Supersize it !

Héritage de Gulliver et de ses voyages extraordinaires qui hantent les fantasmes des grands enfants, propension naturelle de certains créateurs à voir les choses en grand, ou volonté de forcer l’humain à plus de modestie en le plaçant à l’état de fourmi, les jeux sur l’échelle ont abreuvé l’art et le design contemporains de créations XXL ces dernières années.

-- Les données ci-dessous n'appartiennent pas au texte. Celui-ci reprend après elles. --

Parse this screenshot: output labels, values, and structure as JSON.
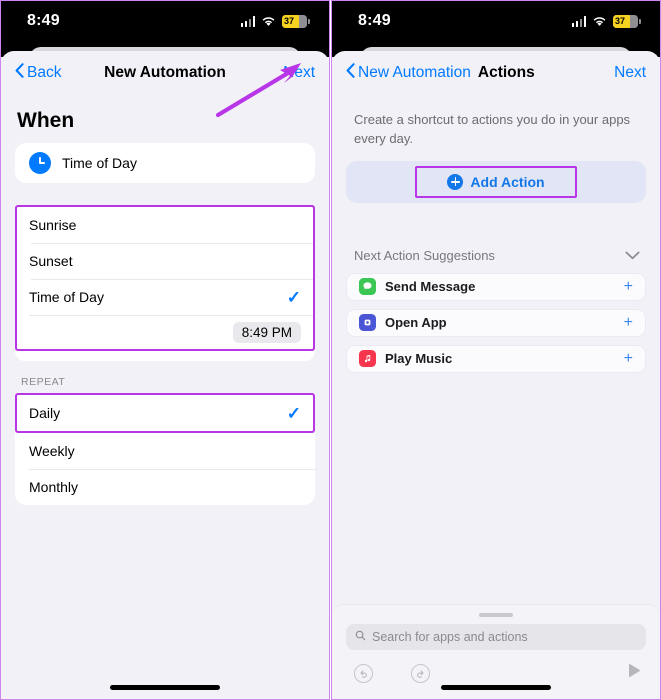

À la fin du XXème siècle, l’œuvre du plasticien français Lilian Bourgeat intitulée ‘Le dîner de Gulliver’ fait justement référence au célèbre roman de Swift et invite le spectateur à une table tout à fait standard mais dont la taille s’avère deux fois et demi supérieure à la normale. Célèbre pour ses sculptures démesurées hyperréalistes d’objets quotidiens (banc public, caddie de supermarché ou encore bottes en caoutchouc), l’artiste transforme les visiteurs appréhendant ses œuvres en liliputiens, provoquant leur émotion en les faisant basculer vers une nouvelle dimension.

 

le diner de gulliver de Lilial Bourgeat

 

Avant lui, d’autres artistes hérités du pop art et de la contre culture ont contribué à ouvrir le champ de l’art traditionnel, en le faisant sortir du carcan étroit des musées pour offrir aux yeux des passants ébahis des visions de conte de fée comme tout droit échappées d’un univers de géants.Dès les années 60, Claes Oldenburg, figure suédoise du mouvement Pop art bouscule le quotidien avec ses sculptures oversize: cuillère géante surplombé d’une cerise gargantuesque à Minneapolis, scie monumentale à demi enterrée qui semble entamer le bitume de Tokyo ou cornet de glace XXL comme tombé du ciel et échoué sur le toit d’un centre commercial de Cologne : là où les passants s’amusent, il est surtout question pour l’artiste de questionner leurs émotions et leur rapport au monde. En France, on se souvient aussi du pot sans fleur monumental et recouvert de feuille d’or de Jean Pierre Raynaud, commandé à l’origine par le bijoutier Cartier pour sa fondation d’art contemporain, qui a longtemps régné sur le parvis du centre Pompidou, forçant l’admiration des parisiens comme des touristes de passage.

 

women de ron muek

 

On peut aussi citer, parmi les œuvres incontournables jouant allègrement sur l’échelle pour troubler nos sens, les sculptures en silicone, résine polyester et peinture à l’huile hyperréalistes de Ron Mueck qui dressent des portraits de personnages plus vrais que nature, à l’exception notable de leur taille.

 

Entre infiniment grand et infiniment petit, l’artiste se plait à déconcerter le spectateur, qui voit, face aux personnages impeccables de l’artiste, sa perception du monde inévitablement altérée.  
L’infatigable Jeff Koons, enfin, a, lui aussi marqué les esprits avec son grandiose Puppy installé devant le musée Guggenheim de Bilbao ou plus récemment avec son gigantesque Ballon Dog, copie d’un chien composé de ballons tels qu’en fabriquent communément les clowns et autres amuseurs d’enfants. Désireux de faire survivre le souvenir d’enfance d’un fils qu’il ne voyait plus depuis son divorce avec la Cicciolina, l’artiste fabrique une star solide et lourde exposée un peu partout dans le monde et achetée par des grands collectionneurs pour des sommes vertigineuses. Entre conte de fée et réalité, l’art XXL force l’émerveillement et nous renvoie sans doute à l’état d’enfants dépassés par un monde qui, décidément, nous domine. Fascinants, ludiques et déroutants, les jeux sur l’échelle ont aussi inspiré de nombreux designers contemporains.

 

xxxl dome de Ingo Maurer

 

Dès 1970, Gaetano Pesce provoque la surprise avec son lampadaire Moloch, une version géante mais exacte réplique de la lampe de bureau emblématique Luxo- si le concept n’aura donné lieu qu’à une production très limitée d’une vingtaine d’exemplaires, il sera repris des années plus tard par Philip Starck avec son luminaire SuperArchimoon.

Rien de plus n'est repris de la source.